While there is conflict in the testimony as to the exact location of the accident, the precise point of impact on defendant's car, and the opportunity of certain witnesses to observe the accident, nevertheless there are certain facts which were definitely established. Those established facts indicate that *694 defendant was traveling at not to exceed 20 miles per hour and below the legal limit permitted in the area. Not over 25 feet separated his car from the car ahead. Maralyn waited for the first car to pass and then skipped into the street and in front of defendant's car. Feeling the impact, defendant was able to stop his car before his rear wheels reached the child's body.
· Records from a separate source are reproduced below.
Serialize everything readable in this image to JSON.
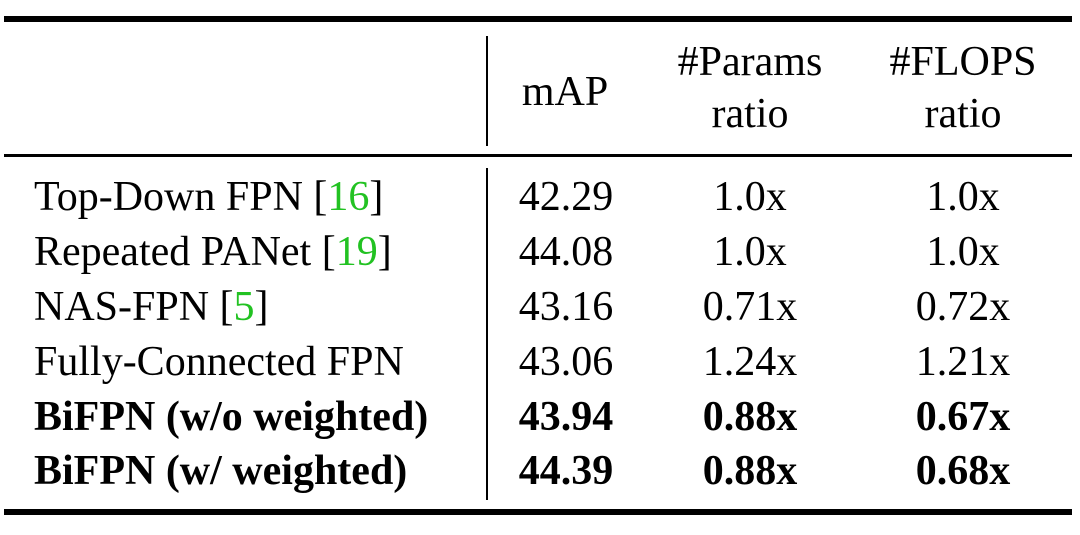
{
  "table": {
    "headers": [
      {
        "line1": "mAP",
        "line2": ""
      },
      {
        "line1": "#Params",
        "line2": "ratio"
      },
      {
        "line1": "#FLOPS",
        "line2": "ratio"
      }
    ],
    "rows": [
      {
        "method": "Top-Down FPN [",
        "ref": "16",
        "close": "]",
        "map": "42.29",
        "params": "1.0x",
        "flops": "1.0x",
        "bold": false
      },
      {
        "method": "Repeated PANet [",
        "ref": "19",
        "close": "]",
        "map": "44.08",
        "params": "1.0x",
        "flops": "1.0x",
        "bold": false
      },
      {
        "method": "NAS-FPN [",
        "ref": "5",
        "close": "]",
        "map": "43.16",
        "params": "0.71x",
        "flops": "0.72x",
        "bold": false
      },
      {
        "method": "Fully-Connected FPN",
        "ref": "",
        "close": "",
        "map": "43.06",
        "params": "1.24x",
        "flops": "1.21x",
        "bold": false
      },
      {
        "method": "BiFPN (w/o weighted)",
        "ref": "",
        "close": "",
        "map": "43.94",
        "params": "0.88x",
        "flops": "0.67x",
        "bold": true
      },
      {
        "method": "BiFPN (w/ weighted)",
        "ref": "",
        "close": "",
        "map": "44.39",
        "params": "0.88x",
        "flops": "0.68x",
        "bold": true
      }
    ],
    "colors": {
      "rule": "#000000",
      "citation": "#22c222",
      "text": "#000000"
    }
  }
}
At the moment of the impact he was observing the car ahead which had indicated that it was about to make a right-hand turn.

Peculiarly, although there were a number of people in the immediate vicinity of the accident, only 1 witness testified that he actually saw the car strike the child. That 1 witness was the 7-year-old brother of the deceased girl, but he could not state the location of defendant's automobile at the moment when Maralyn came from behind the parked car into the traveled portion of the street. Witnesses agree that there was an open area approximately 6 feet in width from the outside edge of the parked car to the near side of the defendant's car, but no one could say how far back the defendant was when the child entered that area. The happening of the accident was not of itself proof of negligence on the part of any of those involved.

Plaintiff says that, taking into account the minimum time that the child would require to reach a position in front of defendant's car, defendant could have seen her some 40 to 60 feet back from the point of impact. On the other hand, plaintiff's own witness testified that the child waited for the first of the 2 cars to pass before she came out into the street and the testimony indicates that the cars were not more than 25 feet apart. From that testimony it would be a reasonable inference that she entered the visible portion of the street when the defendant's car was less than 25 feet from her. Tables of deceleration show a required distance of 18 feet for stopping at *695 a speed of 20 miles per hour. We think, therefore, that it cannot be said with certainty that had the defendant observed the child when she stepped from behind the parked car, he could have avoided the accident.

In our opinion the record discloses testimony from which the trial judge could have found that the failure of the defendant to observe the child when she stepped from behind the parked car was not a proximate cause of the accident.

The trial judge saw the witnesses, listened to their testimony and had full opportunity to weigh the evidence. It cannot be said that from the printed record the evidence clearly preponderated against the defendant.

"In cases tried by the court without a jury, we do not reverse unless the evidence clearly preponderates in the opposite direction. Benjamin v. Bondy, 322 Mich 35, 40, and Davis v. Randall, 322 Mich 195, 198." Allen v. Grand Trunk Western Railroad Co., 334 Mich 104.

In view of our holding, it becomes unnecessary to pass upon alleged error in the trial court's rulings on the admissibility of certain evidence relating to damages.

The judgment is affirmed, costs to defendant.